A Harpy Eagle. Credit: Jeff Cremer / PeruNature.com / cc license
This week we are excited to feature a series of articles about some of the most important landscapes the U.S. Fish and Wildlife Service helps to protect in Central America, that are home to an incredibly biodiverse array of wildlife. As part of “Central America Week,” we invite you to learn more about our cornerstone strategy with Wildlife Conservation Society to protect Central America’s five largest remaining wild places. We will also be spotlighting some of the charismatic species that live in these critical habitats. All of our Central America Week stories can be found here.

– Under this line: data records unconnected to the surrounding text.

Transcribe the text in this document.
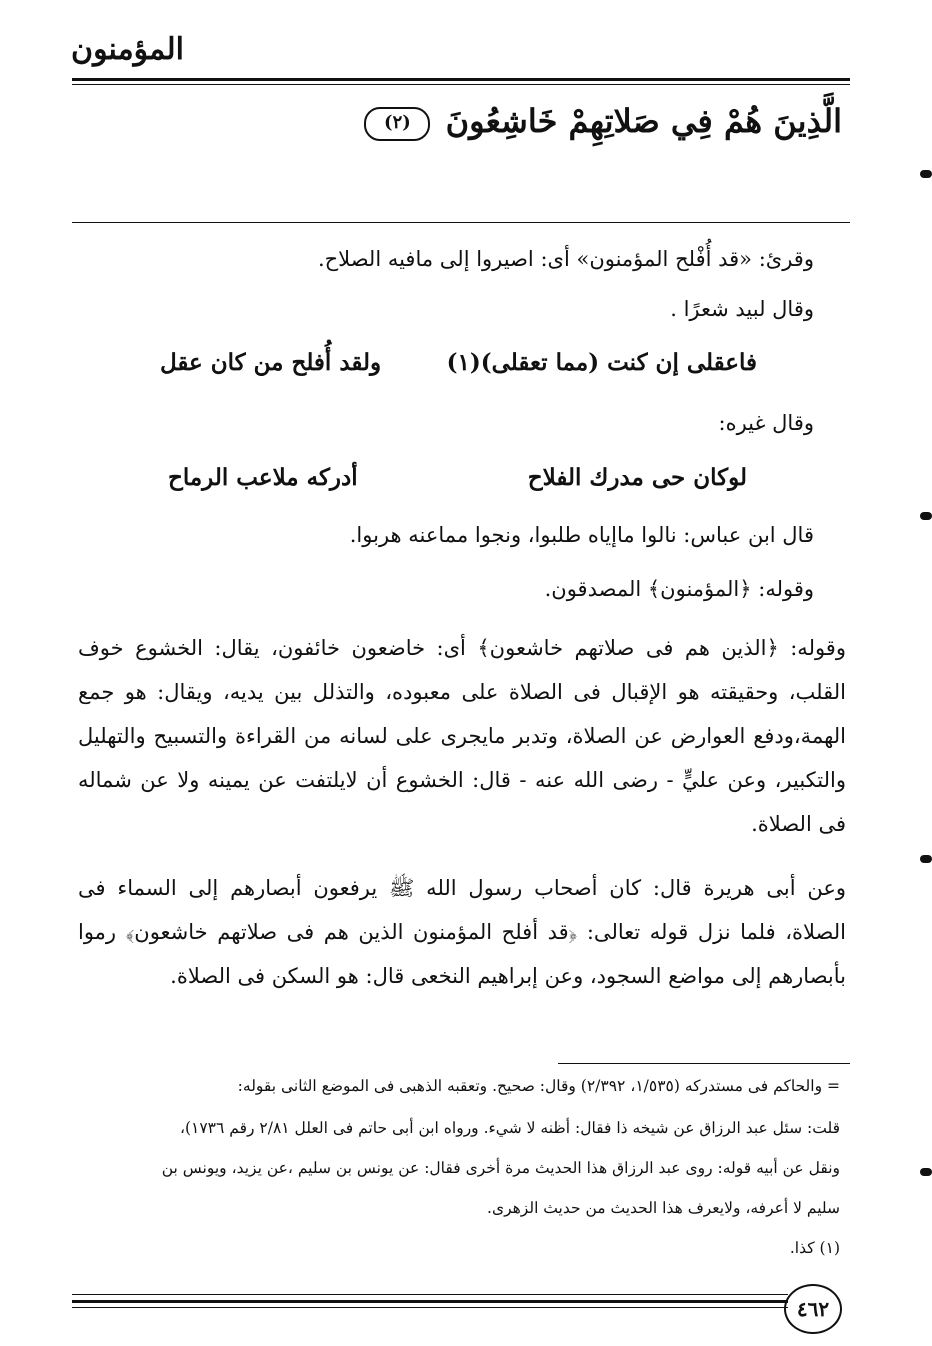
المؤمنون
الَّذِينَ هُمْ فِي صَلاتِهِمْ خَاشِعُونَ (٢)
وقرئ: «قد أُفْلح المؤمنون» أى: اصيروا إلى مافيه الصلاح.
وقال لبيد شعرًا .
فاعقلى إن كنت (مما تعقلى)(١)
ولقد أُفلح من كان عقل
وقال غيره:
لوكان حى مدرك الفلاح
أدركه ملاعب الرماح
قال ابن عباس: نالوا ماإياه طلبوا، ونجوا مماعنه هربوا.
وقوله: ﴿المؤمنون﴾ المصدقون.
وقوله: ﴿الذين هم فى صلاتهم خاشعون﴾ أى: خاضعون خائفون، يقال: الخشوع خوف القلب، وحقيقته هو الإقبال فى الصلاة على معبوده، والتذلل بين يديه، ويقال: هو جمع الهمة،ودفع العوارض عن الصلاة، وتدبر مايجرى على لسانه من القراءة والتسبيح والتهليل والتكبير، وعن عليٍّ - رضى الله عنه - قال: الخشوع أن لايلتفت عن يمينه ولا عن شماله فى الصلاة.
وعن أبى هريرة قال: كان أصحاب رسول الله ﷺ يرفعون أبصارهم إلى السماء فى الصلاة، فلما نزل قوله تعالى: ﴿قد أفلح المؤمنون الذين هم فى صلاتهم خاشعون﴾ رموا بأبصارهم إلى مواضع السجود، وعن إبراهيم النخعى قال: هو السكن فى الصلاة.
= والحاكم فى مستدركه (١/٥٣٥، ٢/٣٩٢) وقال: صحيح. وتعقبه الذهبى فى الموضع الثانى بقوله:
قلت: سئل عبد الرزاق عن شيخه ذا فقال: أظنه لا شيء. ورواه ابن أبى حاتم فى العلل ٢/٨١ رقم ١٧٣٦)،
ونقل عن أبيه قوله: روى عبد الرزاق هذا الحديث مرة أخرى فقال: عن يونس بن سليم ،عن يزيد، ويونس بن
سليم لا أعرفه، ولايعرف هذا الحديث من حديث الزهرى.
(١) كذا.
٤٦٢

Harpy eagles are one of the most impressive birds of prey in the world. They range from Mexico to northern Argentina. Here are 5 fascinating facts about this eagle species you probably didn’t know:
A harpy eagle in flight. Credit: Mdf / cc license
1. Harpy eagles are the largest eagle in the Americas, with a wingspan of up to six and a half feet wide, and are considered the most powerful raptors in the Amazon. You may call them the avian emperors of the Americas.
A harpy eagle feasts on an iguana. Credit: Dave Curtis / cc license
2. As apex predators in the rainforest canopies they call home, they prey on species as big as monkeys, sloths and even brocket deer! It’s not a bad life being on top of the food chain.
Beware the talons. Credit: mirshasha / cc license
A harpy eagle nest. Credit: Aaron Pomerantz / cc license
4. Harpy eagles are also infamously known for having nests that are extremely rare and a challenge for even the most skilled explorers to find. This is because their nests are sparingly spaced out over large amounts of rainforest and well hidden up in the massive trees. Plus, they only reproduce every two to three years, and even then it’s just one chick at a time.
Credit: mirsasha / cc license
5. Female harpy eagles can weigh up to twice as much as her mate. I guess we know who runs the show in these nests!